Principes premiers et contexte
Si nous en croyons Helga M. Novak, il y aurait un âge pour chaque chose.
Et à la fin de son livre d’avouer — via Silvatica — qu’elle est trop vieille pour l’amour et que, retirée dans sa maison de la forêt recouverte de neige, elle attend sa fin. La sienne et peut-être de l’espèce humaine.
“Quoi que je partage avec toi / je laisse le cœur à gauche / je tombe sur un os / tu ne peux pas viser ailleurs ?”, écrit-elle dans sa langue nue qui évoque les amours entre le braconnier Eustachos et une figure féminine, tour à tour compagne et proie du chasseur, dans une indécision des rôles et des sentiments.
Dans une histoire aux confins de la Pologne, la créatrice s’approprie le mythe de la Grande Chasse sauvage, cette mythologie nordique des chasses du dieu Odin pour restituer sa fable de l’âge où se jouxtent politique, inquiétude écologique et quête intime et douloureuse.

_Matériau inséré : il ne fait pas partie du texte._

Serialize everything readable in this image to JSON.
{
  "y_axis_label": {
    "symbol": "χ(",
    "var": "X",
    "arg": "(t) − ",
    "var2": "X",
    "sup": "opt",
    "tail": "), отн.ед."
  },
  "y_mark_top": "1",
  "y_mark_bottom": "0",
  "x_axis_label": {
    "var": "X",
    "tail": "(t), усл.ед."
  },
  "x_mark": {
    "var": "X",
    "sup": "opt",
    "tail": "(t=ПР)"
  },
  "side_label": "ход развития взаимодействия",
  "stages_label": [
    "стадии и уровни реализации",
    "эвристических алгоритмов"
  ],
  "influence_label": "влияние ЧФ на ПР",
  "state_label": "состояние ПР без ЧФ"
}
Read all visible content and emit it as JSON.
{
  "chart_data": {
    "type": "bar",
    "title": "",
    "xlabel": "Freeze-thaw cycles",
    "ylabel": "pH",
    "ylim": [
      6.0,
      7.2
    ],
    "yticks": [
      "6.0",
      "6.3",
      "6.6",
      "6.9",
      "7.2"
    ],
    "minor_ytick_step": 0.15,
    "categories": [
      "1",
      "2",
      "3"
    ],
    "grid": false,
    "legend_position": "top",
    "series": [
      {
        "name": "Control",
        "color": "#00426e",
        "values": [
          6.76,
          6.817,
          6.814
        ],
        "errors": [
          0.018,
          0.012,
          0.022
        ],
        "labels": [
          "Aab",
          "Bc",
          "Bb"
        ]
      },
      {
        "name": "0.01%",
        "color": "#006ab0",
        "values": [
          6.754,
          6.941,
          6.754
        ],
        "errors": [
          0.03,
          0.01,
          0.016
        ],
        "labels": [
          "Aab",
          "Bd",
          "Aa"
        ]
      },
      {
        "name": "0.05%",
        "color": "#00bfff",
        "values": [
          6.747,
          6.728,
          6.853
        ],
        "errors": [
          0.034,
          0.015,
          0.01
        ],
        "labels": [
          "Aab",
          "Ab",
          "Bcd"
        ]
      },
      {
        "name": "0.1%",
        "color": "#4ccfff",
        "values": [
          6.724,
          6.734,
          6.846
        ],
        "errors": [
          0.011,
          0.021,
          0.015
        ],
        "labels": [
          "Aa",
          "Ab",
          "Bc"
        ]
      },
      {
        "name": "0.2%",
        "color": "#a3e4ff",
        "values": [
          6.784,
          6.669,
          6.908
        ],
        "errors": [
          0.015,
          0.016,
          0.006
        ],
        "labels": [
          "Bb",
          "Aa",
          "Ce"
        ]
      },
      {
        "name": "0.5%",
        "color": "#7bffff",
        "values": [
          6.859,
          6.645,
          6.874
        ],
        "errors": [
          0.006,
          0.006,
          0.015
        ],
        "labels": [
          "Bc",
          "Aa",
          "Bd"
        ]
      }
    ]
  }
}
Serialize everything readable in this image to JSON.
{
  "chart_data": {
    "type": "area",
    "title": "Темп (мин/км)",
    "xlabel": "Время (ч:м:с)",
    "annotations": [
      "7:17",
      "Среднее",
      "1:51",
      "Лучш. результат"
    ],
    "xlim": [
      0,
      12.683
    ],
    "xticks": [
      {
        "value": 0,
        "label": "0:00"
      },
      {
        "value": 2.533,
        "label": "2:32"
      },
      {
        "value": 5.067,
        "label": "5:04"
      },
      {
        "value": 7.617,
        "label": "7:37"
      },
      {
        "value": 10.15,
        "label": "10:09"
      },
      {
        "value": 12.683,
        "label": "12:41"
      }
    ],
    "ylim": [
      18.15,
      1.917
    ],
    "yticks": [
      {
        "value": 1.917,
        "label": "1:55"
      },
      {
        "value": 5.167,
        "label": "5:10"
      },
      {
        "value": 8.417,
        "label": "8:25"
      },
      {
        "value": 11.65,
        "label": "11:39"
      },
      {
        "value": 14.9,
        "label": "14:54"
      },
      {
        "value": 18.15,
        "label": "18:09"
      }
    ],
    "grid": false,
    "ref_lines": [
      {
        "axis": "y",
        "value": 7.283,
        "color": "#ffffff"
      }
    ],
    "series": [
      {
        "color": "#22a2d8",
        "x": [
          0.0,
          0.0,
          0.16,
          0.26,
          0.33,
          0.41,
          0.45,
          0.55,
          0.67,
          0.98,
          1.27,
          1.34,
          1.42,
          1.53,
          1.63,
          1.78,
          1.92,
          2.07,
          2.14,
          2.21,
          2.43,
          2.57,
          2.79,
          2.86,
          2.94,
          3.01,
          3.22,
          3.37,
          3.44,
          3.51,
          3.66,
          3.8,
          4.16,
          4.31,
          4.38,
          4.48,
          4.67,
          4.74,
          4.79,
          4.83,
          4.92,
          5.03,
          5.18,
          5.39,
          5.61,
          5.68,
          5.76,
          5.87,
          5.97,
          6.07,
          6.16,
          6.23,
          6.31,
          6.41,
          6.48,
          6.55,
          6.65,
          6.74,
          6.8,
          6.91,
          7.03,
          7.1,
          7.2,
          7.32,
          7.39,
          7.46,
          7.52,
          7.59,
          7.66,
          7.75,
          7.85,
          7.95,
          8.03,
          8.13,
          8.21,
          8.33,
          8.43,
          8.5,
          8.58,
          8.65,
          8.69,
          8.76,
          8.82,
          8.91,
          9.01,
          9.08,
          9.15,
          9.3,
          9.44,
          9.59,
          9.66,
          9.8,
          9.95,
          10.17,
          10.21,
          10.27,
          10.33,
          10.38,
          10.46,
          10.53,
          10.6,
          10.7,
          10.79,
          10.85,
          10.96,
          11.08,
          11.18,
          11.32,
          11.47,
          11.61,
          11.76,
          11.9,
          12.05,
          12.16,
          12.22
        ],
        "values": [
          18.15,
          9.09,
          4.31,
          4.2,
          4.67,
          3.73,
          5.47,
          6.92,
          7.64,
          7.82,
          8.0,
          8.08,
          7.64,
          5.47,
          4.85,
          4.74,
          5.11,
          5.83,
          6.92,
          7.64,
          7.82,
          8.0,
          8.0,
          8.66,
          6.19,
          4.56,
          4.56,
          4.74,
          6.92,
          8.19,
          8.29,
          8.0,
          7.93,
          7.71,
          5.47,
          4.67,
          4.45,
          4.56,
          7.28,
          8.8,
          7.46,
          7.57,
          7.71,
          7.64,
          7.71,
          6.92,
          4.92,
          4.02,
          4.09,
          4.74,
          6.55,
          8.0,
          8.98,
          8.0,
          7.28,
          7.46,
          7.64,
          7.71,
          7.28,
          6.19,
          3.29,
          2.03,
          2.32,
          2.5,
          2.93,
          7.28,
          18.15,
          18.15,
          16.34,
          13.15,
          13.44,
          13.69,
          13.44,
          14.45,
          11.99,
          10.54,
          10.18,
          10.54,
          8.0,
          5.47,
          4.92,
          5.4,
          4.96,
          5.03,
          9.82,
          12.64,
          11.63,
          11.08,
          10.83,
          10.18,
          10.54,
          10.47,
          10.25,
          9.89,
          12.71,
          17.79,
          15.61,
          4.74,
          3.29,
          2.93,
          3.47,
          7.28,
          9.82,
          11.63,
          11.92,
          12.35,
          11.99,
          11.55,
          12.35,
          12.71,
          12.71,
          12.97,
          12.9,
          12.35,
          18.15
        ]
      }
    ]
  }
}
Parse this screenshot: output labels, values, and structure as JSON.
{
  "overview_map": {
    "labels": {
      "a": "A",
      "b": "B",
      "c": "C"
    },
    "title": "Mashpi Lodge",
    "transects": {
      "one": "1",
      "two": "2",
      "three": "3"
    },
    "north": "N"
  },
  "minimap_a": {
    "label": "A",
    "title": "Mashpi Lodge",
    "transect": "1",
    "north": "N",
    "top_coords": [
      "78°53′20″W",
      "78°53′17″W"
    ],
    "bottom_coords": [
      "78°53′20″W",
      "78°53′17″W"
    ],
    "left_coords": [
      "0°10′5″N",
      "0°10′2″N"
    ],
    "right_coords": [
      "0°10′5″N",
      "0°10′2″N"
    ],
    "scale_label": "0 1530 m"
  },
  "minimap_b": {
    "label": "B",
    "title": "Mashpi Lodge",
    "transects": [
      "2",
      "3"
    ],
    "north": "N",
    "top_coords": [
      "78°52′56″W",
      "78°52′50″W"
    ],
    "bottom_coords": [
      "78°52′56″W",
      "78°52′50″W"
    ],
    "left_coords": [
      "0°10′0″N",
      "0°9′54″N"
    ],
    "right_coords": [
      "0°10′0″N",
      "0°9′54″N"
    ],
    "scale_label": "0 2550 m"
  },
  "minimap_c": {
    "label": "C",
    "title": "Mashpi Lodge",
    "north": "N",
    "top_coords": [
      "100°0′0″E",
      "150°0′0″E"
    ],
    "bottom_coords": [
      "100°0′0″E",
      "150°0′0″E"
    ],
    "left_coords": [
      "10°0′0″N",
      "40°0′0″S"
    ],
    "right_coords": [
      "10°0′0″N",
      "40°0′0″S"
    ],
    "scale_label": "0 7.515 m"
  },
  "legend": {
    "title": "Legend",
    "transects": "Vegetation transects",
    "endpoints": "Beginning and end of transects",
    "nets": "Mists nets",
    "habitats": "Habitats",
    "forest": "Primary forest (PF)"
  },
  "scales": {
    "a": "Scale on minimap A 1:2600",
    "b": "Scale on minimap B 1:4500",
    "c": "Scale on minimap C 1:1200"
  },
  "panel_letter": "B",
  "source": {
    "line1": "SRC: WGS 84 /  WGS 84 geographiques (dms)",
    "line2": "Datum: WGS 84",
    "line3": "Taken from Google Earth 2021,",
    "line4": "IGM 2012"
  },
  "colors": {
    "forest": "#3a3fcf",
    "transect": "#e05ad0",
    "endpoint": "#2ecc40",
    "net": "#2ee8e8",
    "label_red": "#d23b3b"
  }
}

Dans ce livre dur voire féroce, Helga M. Novak évoque une vie presque première parmi loups, sangliers, chevreuils. Eustachos s’y est réfugié comme dernière possibilité en son rapport archaïque à la nature et un combat contre la chasse d’État de la nomenklatura.
Ses hommes en uniformes, avec tronçonneuses et hélicoptères, traquent le déserteur, chassent le chasseur.
Mais Silvatica l’accompagne. Elle est néanmoins le trophée de celui dont elle suit la trace jusqu’à l’ultime sauvagerie de l’amour — dernier acte de chasse — avant que l’amour se remise définitivement.
Autant par la disparition d’un tel amant que celle du temps d’avant pour revenir à une solitude première.
jean-paul gavard-perret
Helga M. Novak, Silvatica, traduit de l’allemand par Laurent Cassagnau, 2022, 104 p. –21,00 €.